Will these ever be collectible? Hell, no, unless I stumbled upon some unsung genius who will be lauded after their death. And oftentimes, this is what happens. We visited a museum in Mississippi, which showcased the pottery of "The Mad Potter of Biloxi" George Ohr. Ohr was never famous in his lifetime, but after he died, his heirs inherited trunks of his pottery. They managed to get some articles written about him in major newspapers, lauding this unsung artist, and they slowly sold off a few pieces as demand ramped up - sort of like a penny stock pump 'n dump - and it's been done before, too, with other photographers, painters, sculptors, and whatnot.
Good old market forces at work!
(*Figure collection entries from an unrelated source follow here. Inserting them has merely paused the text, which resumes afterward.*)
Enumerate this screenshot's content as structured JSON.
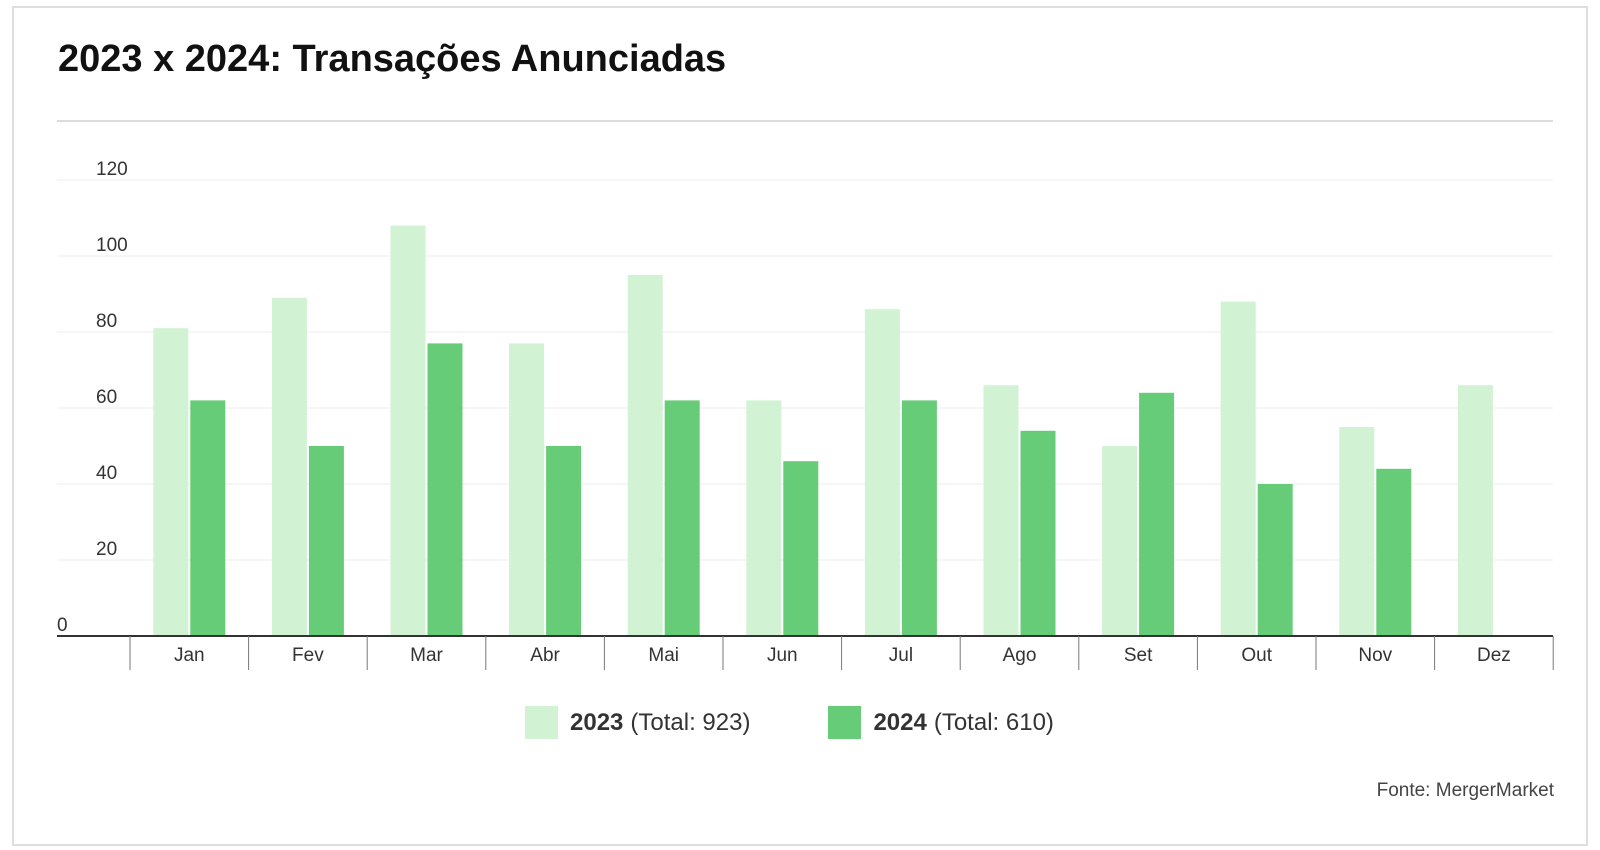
{
  "title": "2023 x 2024: Transações Anunciadas",
  "source": "Fonte: MergerMarket",
  "legend": [
    {
      "series": "2023",
      "detail": "(Total: 923)",
      "color": "#d2f2d4"
    },
    {
      "series": "2024",
      "detail": "(Total: 610)",
      "color": "#66cc77"
    }
  ],
  "chart_data": {
    "type": "bar",
    "title": "2023 x 2024: Transações Anunciadas",
    "xlabel": "",
    "ylabel": "",
    "ylim": [
      0,
      120
    ],
    "yticks": [
      0,
      20,
      40,
      60,
      80,
      100,
      120
    ],
    "grid": true,
    "legend_position": "bottom-center",
    "categories": [
      "Jan",
      "Fev",
      "Mar",
      "Abr",
      "Mai",
      "Jun",
      "Jul",
      "Ago",
      "Set",
      "Out",
      "Nov",
      "Dez"
    ],
    "series": [
      {
        "name": "2023",
        "color": "#d2f2d4",
        "values": [
          81,
          89,
          108,
          77,
          95,
          62,
          86,
          66,
          50,
          88,
          55,
          66
        ]
      },
      {
        "name": "2024",
        "color": "#66cc77",
        "values": [
          62,
          50,
          77,
          50,
          62,
          46,
          62,
          54,
          64,
          40,
          44,
          null
        ]
      }
    ]
  }
}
If you can inherit a trove of artwork from some unknown - that is essentially worthless - you can increase its value by having articles written about the artist in the New York Times, or perhaps a documentary movie or whatever. If you can crank up demand, and control the supply, well, you can become rich. You needn't be a Guggenheim!
So find a broken-down artist friend, buy up all their works for cheap, so they can feed their heroin habit. When they die tragically, start a PR campaign to profile the misunderstood artist - and profit!
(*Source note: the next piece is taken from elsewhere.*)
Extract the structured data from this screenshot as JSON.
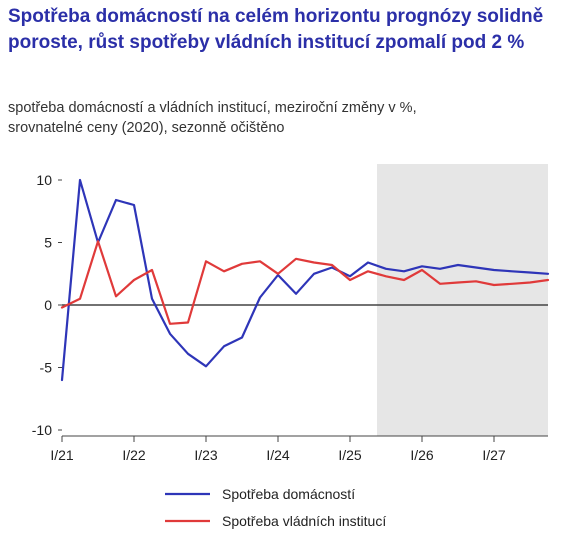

This is not to say people have done this intentionally, only that was the way it worked out. Most artists don't profit from their works in their lifetime, except perhaps, Jeff Koons, who some would argue is not an artist at all. I have an old vacuum cleaner and some Plexiglas, why can't I be a millionaire? It would be funny, wouldn't it, if the cleaning lady at MoMA took one of his vacuum cleaner "art" objects out of its case, after hours, and cleaned the gallery with it - never realizing it was art - and then putting it back in place afterwords, with no one knowing. Every night for a year.
Sometimes abstract art gets too abstract.
But getting back to plebe art, chances are, you will spend more on framing than on art itself. When we bought our house in Jekyll, it had a long, long hallway going to the master bedroom. Lots of blank space and nothing on it. We had a calendar of travel posters from the 1930's which was published by the Smithsonian, printed on archival paper. We took it to a framing shop and they matted and framed all 12 prints, which we used to line the hall. They look great, and cost little - well, the framing cost a bit, to be sure!
We were in Maine and visited a gallery that had a beautiful original painting of the coast. The artist wanted over $5000 for the original painting and $500 for a lithograph print. Mark's brother surprised us with a poster copy ($25) which I think we spent over $300 having framed. It is a large piece and it looks great, and reminds us of that visit every time we look at it.
The point is, the idea that art is "unaffordable" is bunk. Art needn't cost a lot of money, and you should buy what you like to look at, rather than something sold to you on the premise that it is "valuable" or might someday be valuable.
Whether you like how something looks and enjoy looking at it, is more important - as you will have to look at it, for years at a time. And in that regard, with apologies to Mr. Avery, we have taken down the dreary Rochester print and put it in a closet for now. It may be art, but it is not pleasant to look at, unless one wants to be in a dark mood.